PHP Classes

Does it scale?

Recommend this page to a friend!

      File cache class  >  All threads  >  Does it scale?  >  (Un) Subscribe thread alerts  
Subject:Does it scale?
Summary:writers may not get a turn if the file is busy
Messages:6
Author:Colin McKinnon
Date:2013-08-01 11:11:35
Update:2013-08-02 03:06:27
 

  1. Does it scale?   Reply   Report abuse  
Picture of Colin McKinnon Colin McKinnon - 2013-08-01 11:11:35
I see the code uses shared locks for readers and exclusive locks for writers but I can't see how it ensures that a writer will not blocked for a long time.

Since we're talking about a cache (mostly read) rather than say a log file (mostly write) a writer could be blocked indefinitely by a large number of readers, e.g.

reader1 calls flock($f, LOCK_SH) - lock returned immediately
writer1 calls flock($f, LOCK_EX) - blocked
reader2 calls flock($f, LOCK_SH) - lock returned immediately
reader1 unlocks
reader3 calls flock($f, LOCK_SH) - lock returned immediately
reader2 unlocks
...

As long as there are overlapping shared locks, no LOCK_EX will be granted.

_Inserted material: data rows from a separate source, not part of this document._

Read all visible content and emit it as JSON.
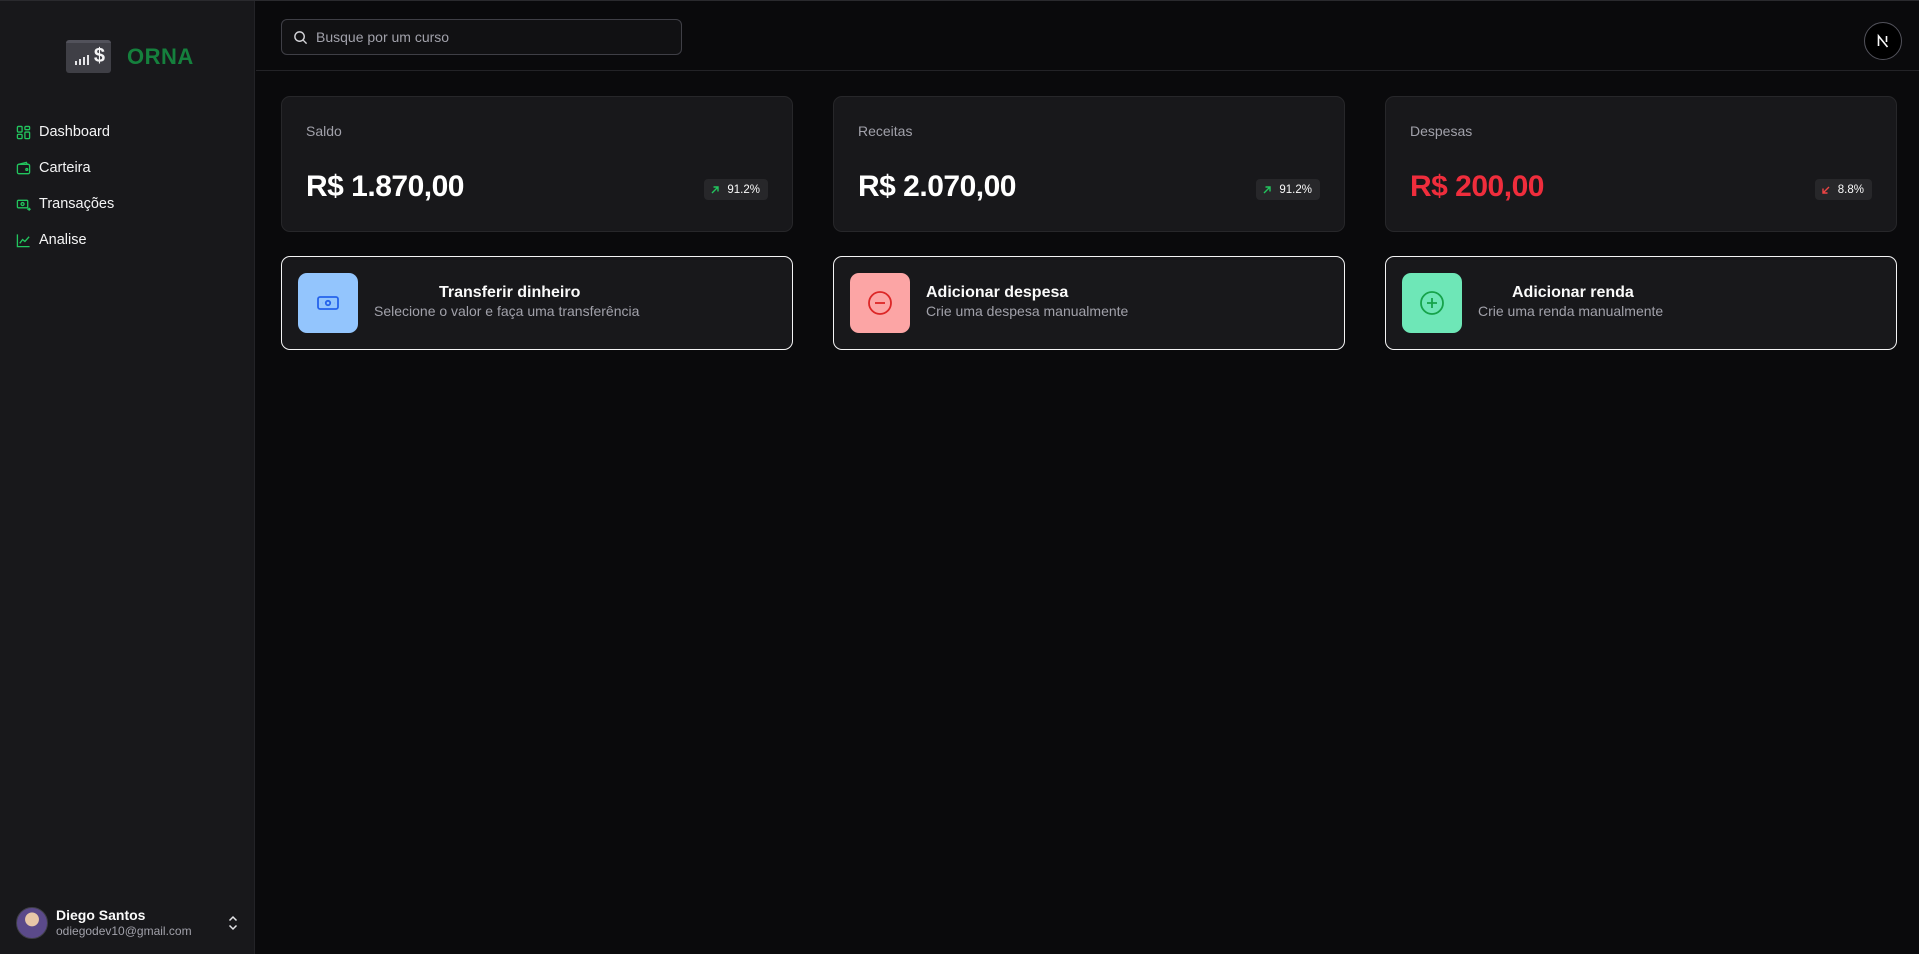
{
  "brand": {
    "name": "ORNA",
    "accent": "#15803d"
  },
  "sidebar": {
    "items": [
      {
        "label": "Dashboard",
        "icon": "dashboard-icon"
      },
      {
        "label": "Carteira",
        "icon": "wallet-icon"
      },
      {
        "label": "Transações",
        "icon": "transactions-icon"
      },
      {
        "label": "Analise",
        "icon": "chart-line-icon"
      }
    ]
  },
  "user": {
    "name": "Diego Santos",
    "email": "odiegodev10@gmail.com"
  },
  "search": {
    "placeholder": "Busque por um curso"
  },
  "stats": [
    {
      "label": "Saldo",
      "value": "R$ 1.870,00",
      "change": "91.2%",
      "trend": "up",
      "color": "#ffffff"
    },
    {
      "label": "Receitas",
      "value": "R$ 2.070,00",
      "change": "91.2%",
      "trend": "up",
      "color": "#ffffff"
    },
    {
      "label": "Despesas",
      "value": "R$ 200,00",
      "change": "8.8%",
      "trend": "down",
      "color": "#ef2d3c"
    }
  ],
  "actions": [
    {
      "title": "Transferir dinheiro",
      "subtitle": "Selecione o valor e faça uma transferência",
      "icon": "banknote-icon",
      "color": "#93c5fd"
    },
    {
      "title": "Adicionar despesa",
      "subtitle": "Crie uma despesa manualmente",
      "icon": "minus-circle-icon",
      "color": "#fca5a5"
    },
    {
      "title": "Adicionar renda",
      "subtitle": "Crie uma renda manualmente",
      "icon": "plus-circle-icon",
      "color": "#6ee7b7"
    }
  ]
}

  2. Re: Does it scale?   Reply   Report abuse  
Picture of Manuel Lemos Manuel Lemos - 2013-08-01 12:05:32 - In reply to message 1 from Colin McKinnon
That is a pertinent question.

This class is widely used in the PHP Classes. Sometimes the locking fails without a trace for the actual reason it fails.

Your explanation may explain the failures. I do not have enough information to evaluate that because I am not sure about the details of whether there is an implicit timeout for failed locks. I would need to study this further.

Anyway, do you have a proposal for a better solution?

  3. Re: Does it scale?   Reply   Report abuse  
Picture of Colin McKinnon Colin McKinnon - 2013-08-01 13:23:17 - In reply to message 2 from Manuel Lemos
A better solution?

For a really scalable way of doing it, then I'd go with an event based server, a linked list of lock requests and a new lock type for cache files. But this would be overkill for most sites.

I cam across your class while trying to solve this problem myself - my code is shown below. As yet I've not tested it. It does not preclude two ore more processes from trying to refresh the cache but ensures that the cache file only contains a comlpete data set written by a single process:

<?php
define("SSICACHE", "/var/cache/ssi"); // cached output
define("ORIG_SCRIPT", "/var/cacheable/fragments"); // input
define("CACHETTL",86400);

$cachefile=SSICACHE . $_SERVER['REQUEST_URI'];
ignore_user_abort(true);

if (is_readable($cachefile)) {
if (CACHETTL>time()-filemtime($cachefile)) {
readfile($cachefile);
exit;
}
}

ob_start();
include(ORIG_SCRIPT . $_SERVER['SCRIPT_NAME']);
writecache(ob_get_flush(),$cachefile);
exit;

function writecache($content,$cachefile)
{
// check it hasn't been updated since last time
clearstatcache();
if (CACHETTL>time()-filemtime($cachefile)) {
return;
}
$scratch=$cachefile . "." . getmypid();
if (file_put_contents($scratch)) {
if (@unlink($cachefile)) {
@link($scratch, $cachefile);
}
@unlink($scratch);
}
}

  4. Re: Does it scale?   Reply   Report abuse  
Picture of Colin McKinnon Colin McKinnon - 2013-08-01 13:27:28 - In reply to message 3 from Colin McKinnon
(there's a very small window where the target file does not exist - between

if (@unlink($cachefile)) {

and

@link($scratch, $cachefile);

  5. Re: Does it scale?   Reply   Report abuse  
Picture of Colin McKinnon Colin McKinnon - 2013-08-01 13:40:45 - In reply to message 4 from Colin McKinnon
(did I mention this is currently a work in progress?)

The missing file problem can be solved (on a non MSWindows system) by:

function writecache($content,$cachefile)
{
// check it hasn't been updated since last time
clearstatcache();
if (CACHETTL>time()-filemtime($cachefile)) {
return;
}
$scratch=$cachefile . "." . getmypid();
if (file_put_contents($scratch)) {
@rename($scratch, $cachefile);
}
}

  6. Re: Does it scale?   Reply   Report abuse  
Picture of Manuel Lemos Manuel Lemos - 2013-08-02 03:06:27 - In reply to message 3 from Colin McKinnon
Well not being able to assure that only one script can update the cache at any moment is not really acceptable for many applications, as they use that guarantee to assure that the code that generates the content will only run once.

Another approach would be to rename the old cache file if it is outdated and a new one needs to be created. In the worst case, for a short while existing read lockers will be reading from the outdated cache file.

There could be still some race conditions but I think it is in general safer at least under Unix like systems that allow you to rename a file may be already opened.